Link to GitHub
So I’m trying to run the DCC_Garch Model and I’ve entered the following code
dcc_corr = pd.DataFrame(veclRt, index = ret.iloc[:,:11].dropna().index, columns= corr_name_list)
dcc_plot = px.line(dcc_corr, title = ‘Dynamic Conditional Correlation plot’, width=1000, height=500)
dcc_plot.show()
However, I’m getting this as my error:
ValueError: Shape of passed values is (77, 45), indices imply (77, 10)
Any advices on how to fix it?
Sure, so you have specified ret.iloc[:,:11].dropna().index as your index, so you only want 10 items, but it seems the data itself, veclRt, is still 77 by 45. So you need to also slice veclRt.
Hope that helps
Yes! Thank you… How do we usually do that?
How big is corr_name_list?
what is the output of:
len(corr_name_list)
The code in the notebook should work without any modifications.
Did you use your own return series?
but you can also try:
veclRt[:,:11]
and it should work
It’s my own return series.
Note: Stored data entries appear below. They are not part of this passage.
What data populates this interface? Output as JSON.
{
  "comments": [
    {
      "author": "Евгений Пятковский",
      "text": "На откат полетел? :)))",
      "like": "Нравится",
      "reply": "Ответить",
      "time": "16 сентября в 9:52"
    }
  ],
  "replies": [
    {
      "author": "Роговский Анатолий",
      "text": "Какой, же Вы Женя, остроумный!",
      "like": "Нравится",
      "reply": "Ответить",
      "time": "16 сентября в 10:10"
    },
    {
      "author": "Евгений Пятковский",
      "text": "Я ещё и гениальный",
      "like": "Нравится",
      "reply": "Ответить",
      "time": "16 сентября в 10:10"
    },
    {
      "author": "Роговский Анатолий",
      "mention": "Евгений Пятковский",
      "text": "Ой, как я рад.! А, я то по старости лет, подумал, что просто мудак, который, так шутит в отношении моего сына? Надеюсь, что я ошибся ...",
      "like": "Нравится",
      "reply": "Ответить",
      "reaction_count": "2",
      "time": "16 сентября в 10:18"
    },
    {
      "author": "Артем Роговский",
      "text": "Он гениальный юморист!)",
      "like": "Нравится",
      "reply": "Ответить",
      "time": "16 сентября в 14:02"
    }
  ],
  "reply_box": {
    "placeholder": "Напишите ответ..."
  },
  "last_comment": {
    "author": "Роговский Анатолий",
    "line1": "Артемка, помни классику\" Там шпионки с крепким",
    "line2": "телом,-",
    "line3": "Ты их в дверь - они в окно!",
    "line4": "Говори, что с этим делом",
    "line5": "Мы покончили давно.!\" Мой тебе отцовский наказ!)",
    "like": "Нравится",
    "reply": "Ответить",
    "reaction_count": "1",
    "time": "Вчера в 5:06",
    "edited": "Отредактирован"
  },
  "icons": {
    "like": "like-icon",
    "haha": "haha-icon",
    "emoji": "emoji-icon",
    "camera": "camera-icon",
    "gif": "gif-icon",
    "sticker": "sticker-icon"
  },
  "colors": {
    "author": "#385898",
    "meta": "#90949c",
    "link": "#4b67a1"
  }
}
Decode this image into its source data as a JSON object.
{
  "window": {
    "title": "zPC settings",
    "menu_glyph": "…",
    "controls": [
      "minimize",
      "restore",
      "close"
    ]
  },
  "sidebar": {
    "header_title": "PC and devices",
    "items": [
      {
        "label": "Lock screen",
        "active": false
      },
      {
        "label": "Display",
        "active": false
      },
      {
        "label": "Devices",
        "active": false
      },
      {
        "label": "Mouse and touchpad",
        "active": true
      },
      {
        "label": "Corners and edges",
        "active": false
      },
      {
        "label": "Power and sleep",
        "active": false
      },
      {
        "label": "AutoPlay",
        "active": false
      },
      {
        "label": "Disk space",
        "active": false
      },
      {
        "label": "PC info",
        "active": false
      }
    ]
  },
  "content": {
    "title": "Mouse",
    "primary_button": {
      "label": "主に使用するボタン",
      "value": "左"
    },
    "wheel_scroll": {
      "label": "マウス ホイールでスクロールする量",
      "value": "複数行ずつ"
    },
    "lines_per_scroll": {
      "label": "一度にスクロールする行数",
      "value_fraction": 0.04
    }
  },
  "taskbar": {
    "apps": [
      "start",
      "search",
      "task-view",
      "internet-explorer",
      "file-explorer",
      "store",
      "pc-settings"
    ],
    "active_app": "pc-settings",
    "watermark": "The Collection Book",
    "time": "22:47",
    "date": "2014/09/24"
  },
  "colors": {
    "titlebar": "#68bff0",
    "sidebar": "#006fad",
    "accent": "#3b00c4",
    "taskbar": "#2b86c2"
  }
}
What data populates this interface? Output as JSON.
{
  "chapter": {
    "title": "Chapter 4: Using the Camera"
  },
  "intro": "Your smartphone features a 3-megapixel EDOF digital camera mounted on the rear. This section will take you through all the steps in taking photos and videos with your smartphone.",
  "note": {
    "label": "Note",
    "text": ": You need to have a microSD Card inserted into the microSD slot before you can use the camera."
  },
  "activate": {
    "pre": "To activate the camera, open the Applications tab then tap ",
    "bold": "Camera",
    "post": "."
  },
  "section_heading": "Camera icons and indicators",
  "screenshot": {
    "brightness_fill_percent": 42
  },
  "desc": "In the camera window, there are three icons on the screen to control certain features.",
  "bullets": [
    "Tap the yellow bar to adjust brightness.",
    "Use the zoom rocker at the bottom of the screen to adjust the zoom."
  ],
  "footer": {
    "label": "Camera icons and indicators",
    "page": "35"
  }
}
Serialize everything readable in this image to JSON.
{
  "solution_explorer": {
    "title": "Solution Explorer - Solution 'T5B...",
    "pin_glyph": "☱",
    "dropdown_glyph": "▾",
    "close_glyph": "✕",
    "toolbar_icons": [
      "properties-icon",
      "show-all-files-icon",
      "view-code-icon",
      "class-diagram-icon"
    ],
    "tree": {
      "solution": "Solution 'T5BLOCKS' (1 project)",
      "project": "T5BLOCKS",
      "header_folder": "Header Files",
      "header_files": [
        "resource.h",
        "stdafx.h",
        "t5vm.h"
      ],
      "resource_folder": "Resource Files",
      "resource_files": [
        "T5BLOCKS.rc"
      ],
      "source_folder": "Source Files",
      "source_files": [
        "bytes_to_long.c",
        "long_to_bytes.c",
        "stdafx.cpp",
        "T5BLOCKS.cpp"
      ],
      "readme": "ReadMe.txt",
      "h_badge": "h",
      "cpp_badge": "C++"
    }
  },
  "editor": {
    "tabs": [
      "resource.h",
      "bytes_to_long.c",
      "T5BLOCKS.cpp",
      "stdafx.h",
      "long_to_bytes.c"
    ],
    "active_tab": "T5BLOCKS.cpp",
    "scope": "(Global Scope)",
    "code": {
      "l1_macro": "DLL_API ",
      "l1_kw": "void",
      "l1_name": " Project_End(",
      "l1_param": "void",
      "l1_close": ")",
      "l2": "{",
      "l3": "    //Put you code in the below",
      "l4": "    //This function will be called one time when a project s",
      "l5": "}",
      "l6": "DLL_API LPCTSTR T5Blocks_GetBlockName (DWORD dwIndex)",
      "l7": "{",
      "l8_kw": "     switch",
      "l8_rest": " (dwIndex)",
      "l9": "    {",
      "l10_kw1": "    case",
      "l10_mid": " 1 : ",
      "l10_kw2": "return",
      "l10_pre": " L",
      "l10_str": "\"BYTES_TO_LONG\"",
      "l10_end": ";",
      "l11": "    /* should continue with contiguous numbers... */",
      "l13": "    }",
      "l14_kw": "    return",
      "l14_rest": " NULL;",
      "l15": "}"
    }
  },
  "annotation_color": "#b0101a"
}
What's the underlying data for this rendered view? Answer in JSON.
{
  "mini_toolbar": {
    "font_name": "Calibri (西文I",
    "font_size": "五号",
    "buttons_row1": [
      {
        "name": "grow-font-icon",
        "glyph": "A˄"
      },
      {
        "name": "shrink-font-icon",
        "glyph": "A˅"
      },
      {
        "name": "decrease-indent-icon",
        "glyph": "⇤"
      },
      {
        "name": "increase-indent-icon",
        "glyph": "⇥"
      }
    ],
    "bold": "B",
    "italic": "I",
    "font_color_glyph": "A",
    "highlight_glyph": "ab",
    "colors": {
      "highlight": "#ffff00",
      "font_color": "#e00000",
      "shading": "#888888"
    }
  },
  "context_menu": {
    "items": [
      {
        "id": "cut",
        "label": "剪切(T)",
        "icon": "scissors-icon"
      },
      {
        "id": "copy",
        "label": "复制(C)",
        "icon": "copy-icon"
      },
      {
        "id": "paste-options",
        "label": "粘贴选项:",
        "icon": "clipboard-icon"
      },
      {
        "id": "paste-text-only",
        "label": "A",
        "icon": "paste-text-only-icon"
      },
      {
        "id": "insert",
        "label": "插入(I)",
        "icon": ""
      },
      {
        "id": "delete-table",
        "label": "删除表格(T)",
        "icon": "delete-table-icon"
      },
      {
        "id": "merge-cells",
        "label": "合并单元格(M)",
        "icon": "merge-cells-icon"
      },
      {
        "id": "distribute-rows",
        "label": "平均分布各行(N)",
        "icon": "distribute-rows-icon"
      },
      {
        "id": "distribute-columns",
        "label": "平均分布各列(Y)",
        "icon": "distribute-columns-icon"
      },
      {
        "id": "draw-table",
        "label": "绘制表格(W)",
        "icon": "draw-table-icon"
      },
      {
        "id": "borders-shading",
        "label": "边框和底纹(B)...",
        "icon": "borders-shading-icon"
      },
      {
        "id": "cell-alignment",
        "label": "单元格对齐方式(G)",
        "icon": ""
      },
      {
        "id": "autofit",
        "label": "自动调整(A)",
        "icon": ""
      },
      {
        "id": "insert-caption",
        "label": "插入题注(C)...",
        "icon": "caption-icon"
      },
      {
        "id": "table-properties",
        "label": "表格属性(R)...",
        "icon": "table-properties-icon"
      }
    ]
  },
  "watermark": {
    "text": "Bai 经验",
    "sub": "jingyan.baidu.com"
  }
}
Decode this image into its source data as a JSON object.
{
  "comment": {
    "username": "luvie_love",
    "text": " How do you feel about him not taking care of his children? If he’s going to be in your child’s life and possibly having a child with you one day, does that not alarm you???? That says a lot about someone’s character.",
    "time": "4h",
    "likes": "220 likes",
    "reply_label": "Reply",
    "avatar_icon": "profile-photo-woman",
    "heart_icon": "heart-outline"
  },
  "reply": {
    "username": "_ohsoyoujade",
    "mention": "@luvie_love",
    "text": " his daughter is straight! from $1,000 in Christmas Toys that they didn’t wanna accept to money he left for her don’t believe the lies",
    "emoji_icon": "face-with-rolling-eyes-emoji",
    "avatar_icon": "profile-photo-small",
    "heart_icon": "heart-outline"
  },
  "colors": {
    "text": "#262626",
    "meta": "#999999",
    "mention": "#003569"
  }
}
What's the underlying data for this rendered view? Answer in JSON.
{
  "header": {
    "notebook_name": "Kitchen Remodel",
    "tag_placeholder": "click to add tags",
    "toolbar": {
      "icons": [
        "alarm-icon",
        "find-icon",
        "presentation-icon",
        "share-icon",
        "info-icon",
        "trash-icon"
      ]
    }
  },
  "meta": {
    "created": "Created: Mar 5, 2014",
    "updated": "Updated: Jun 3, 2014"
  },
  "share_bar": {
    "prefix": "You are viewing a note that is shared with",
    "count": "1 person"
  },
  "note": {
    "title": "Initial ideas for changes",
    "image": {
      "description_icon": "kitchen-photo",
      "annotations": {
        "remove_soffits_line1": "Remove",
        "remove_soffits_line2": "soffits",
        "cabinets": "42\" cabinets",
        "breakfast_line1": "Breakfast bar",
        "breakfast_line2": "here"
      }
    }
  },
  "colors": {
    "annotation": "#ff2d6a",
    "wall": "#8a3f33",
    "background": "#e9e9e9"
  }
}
I’ve just made some more modifications. Thank you for the tip. It’s definitely the corr_name_list. However, the graph isn’t showing up right now… is it cause I’m missing a package?
Hard to tell, what’s the error?
you can do
pip install plotly_express
in your terminal and see if that helps.
Are you in jupyter lab or jupyter notebook?
Thank you! I’ve installed plotly_express… but it’s still not working. Now the error is showing me
AttributeError: module ‘pandas’ has no attribute ‘Dataframe’
Do I have to go back and define Dataframe?
DataFrame has a capital F
Try that
oh yes sorry! yeah I’ve changed it but I still dont see anything. Would this most likely be an installation problem?
It would complain at the import stage if it was that. Can you copy the code you are running and the error as well please?
I’m guessing that it’s an installation issue. Because I’ve tried it on your GitHubt codes and the chart isnt appearing too.
Is there an alternative code that can be suggested? I think it’s just plotly.express px isnt working.
Plenty of plotting packages out there
Seaborn
Matplotlib
Even df.plot() will render something.
Sorry Tino!
I do have one last question.
When you’ve coded this section… what does it mean?
for i, name_a in enumerate(stock_names):
if i == 0:
pass
else:
for name_b in stock_names[:i]:
corr_name_list.append(name_a + “-” + name_b)
For my data, I basically ordered in a very similar way having TSLA…XXX…YYY…BBB… and these different securities. Is there a way for me to create a dcc between TSLA with XXX and then TSLA with YYY and TSLA with BBB? Kind of like a [1]x[1,2,3,4,5,6,7,8,9,10] matrix.
Look at itertools, either permutations or combinations is your friend
corr_name_list = []
for i, name_a in enumerate(stock_names):
if i == 0:
pass
else:
for name_b in stock_names[:i]:
corr_name_list.append(name_a + “-” + name_b)
This line is already in the code, in cell 17. It should give you all the combinations. TSLA with everything else too
Thank you Tino! I’ve managed to get through it.
Thank you so much!
Any chance that you’ve worked with Wavelet Coherence before?